Au regard donc de tout ce qui précède, les États africains se dissocie du mandat de l’expert indépendant sur la violence et la discrimination fondée sur l’orientation sexuelle et l’identité de genre […]. »

Hypocrisie ou diplomatie des droits de l’Homme ?

En voulant prendre plus de temps pour définir les concepts d’orientation sexuelle et d’identité de genre, le Burkina Faso et ses alliés cherchent clairement à définir, à la place de la société civile, la sexualité et l’expression de genre d’un individu pour mieux contrôler son émancipation. Des experts, universitaires et militants LGBTQI se sont pourtant réunis à Yogyakarta en 2007 pour concevoir des définitions et des principes universaux relatifs à l’orientation sexuelle et à l’identité de genre. Leurs travaux ont d’ailleurs été repris en 2008 par la déclaration de l’ONU relative à l’orientation sexuelle et à l’identité de genre, approuvée par plus de 95 pays.

Le Burkina Faso n’est pas le seul hypocrite. Du 7 au 8 décembre, la France a accueilli la Conférence des Partenaires pour construire le Burkina Faso*. « Financer le Plan National de Développement Économique et Social… c’est bâtir avec le peuple » mentionne le site officiel de la conférence. Il s’agissait plutôt d’une conférence sans les Burkinabés. De nombreuses organisations privées et publics, sauf celles de la société civile, se sont réunies pour « transformer le Burkina Faso », favoriser « le bien-être social » et agir sur le « capital humain ».

Pas question donc de mentionner les problèmes de libertés et de droits fondamentaux pour les « Burkinabées » et « Burkinabés ». De ce fait, les discriminations à l’égard des minorités sexuelles et de genre étaient également tues. La haine et les discriminations contre les personnes LGBTQI ont pourtant un impact négatif sur les économies nationales selon l’OCDE.

Qu’en pensent la France, la Banque mondiale, le PNUD et l’Union européenne, principaux partenaires du Burkina Faso ? Pour Ban Ki-Moon, il s’agit d’un grand moment « pour renforcer la démocratie et l’État de droit, ainsi que de promouvoir le développement socio-économique tant attendu par les Burkinabés, en particulier les jeunes« . Doit-on entendre que grâce à ce grand plan national les jeunes Brukinabés LGBT pourront se saisir de leurs droits fondamentaux pour développer leur capital humain et leur bien-être social ? Rappelons enfin que la Banque mondiale avait promis en mars 2016 qu’elle ne financerait plus des projets de développement dans des pays qui mettent en danger les droits des LGBT.

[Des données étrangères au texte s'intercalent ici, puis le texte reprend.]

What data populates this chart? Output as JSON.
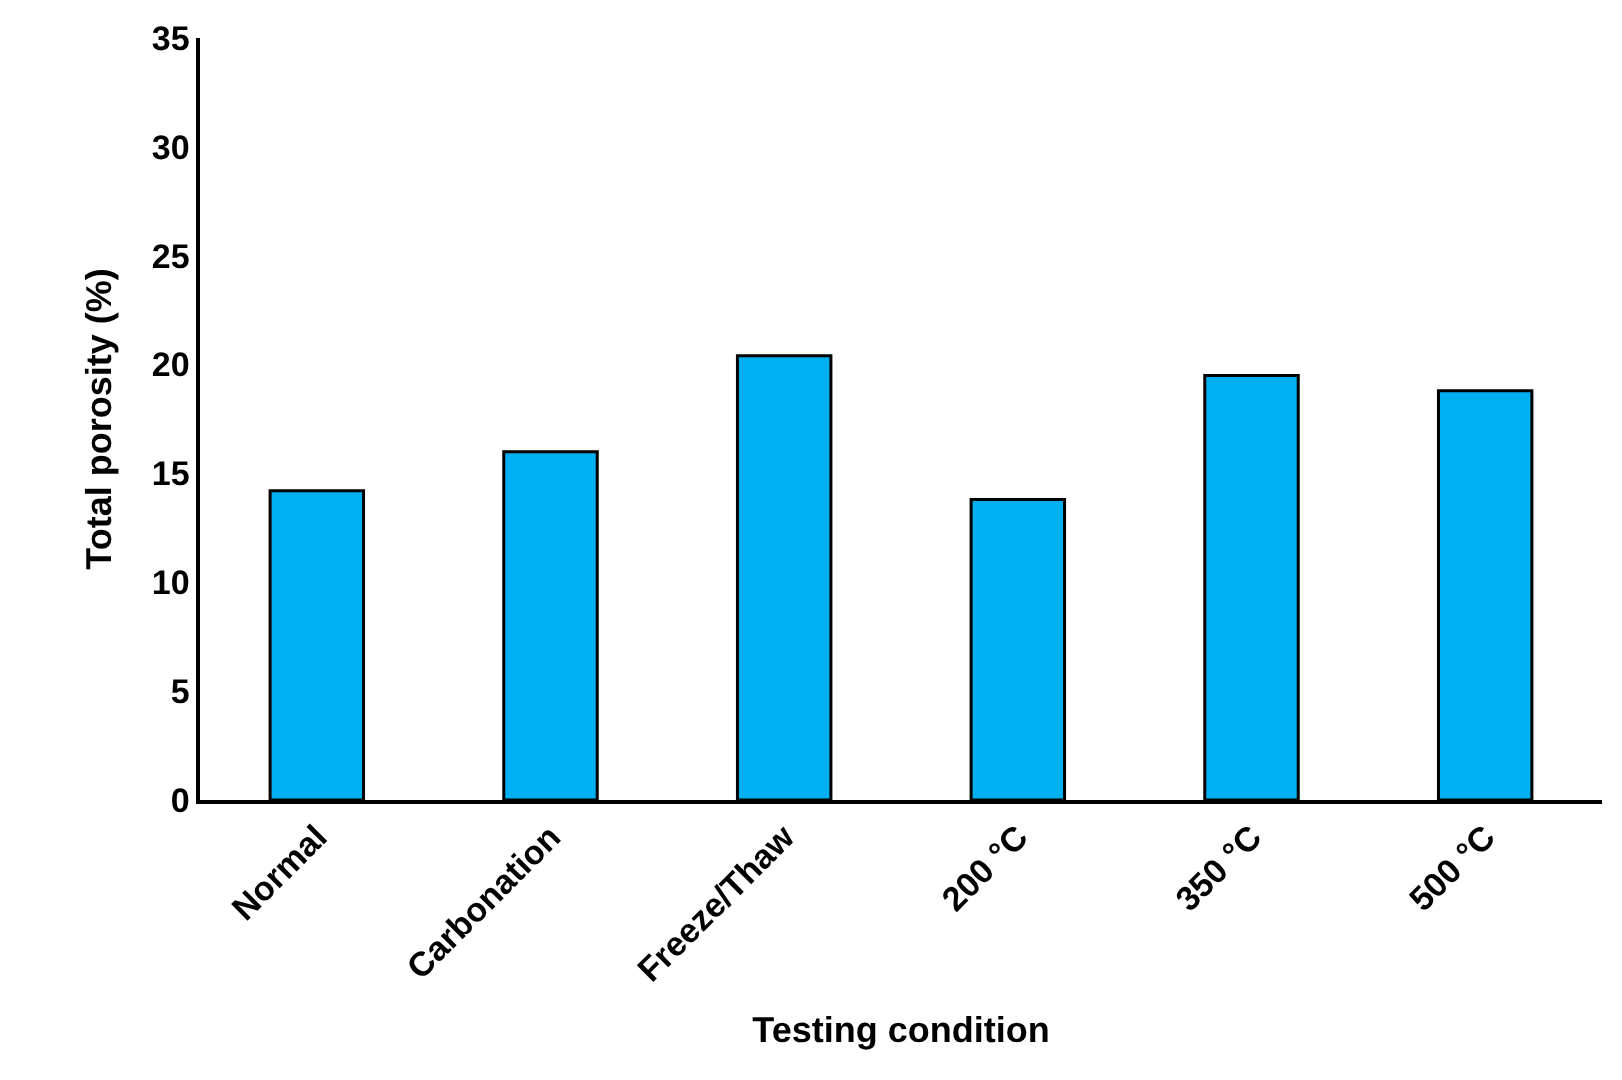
{
  "chart_data": {
    "type": "bar",
    "xlabel": "Testing condition",
    "ylabel": "Total porosity (%)",
    "categories": [
      "Normal",
      "Carbonation",
      "Freeze/Thaw",
      "200 °C",
      "350 °C",
      "500 °C"
    ],
    "values": [
      14.2,
      16.0,
      20.4,
      13.8,
      19.5,
      18.8
    ],
    "color": "#00b0f0",
    "ylim": [
      0,
      35
    ],
    "yticks": [
      0,
      5,
      10,
      15,
      20,
      25,
      30,
      35
    ],
    "grid": false,
    "legend": false
  }
}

Mobilisation LGBTQI pour la réussite du mandat

Pour SIL, nous devons rester vigilants et mobilisés. Nous devrons utiliser tous les outils disponibles au sein du Conseil des droits de l’Homme (Examen périodique universel, procédures spéciales, etc.) pour faire respecter notre dignité et nos droits fondamentaux. Si le Burkina Faso et ses alliés ont peurs que l’expert indépendant ne puisse exercer son mandat, nous serons présents pour montrer s’il aura été gêné à le réaliser.


*Nous remercions Pierre Meyer de QAYN de ces informations.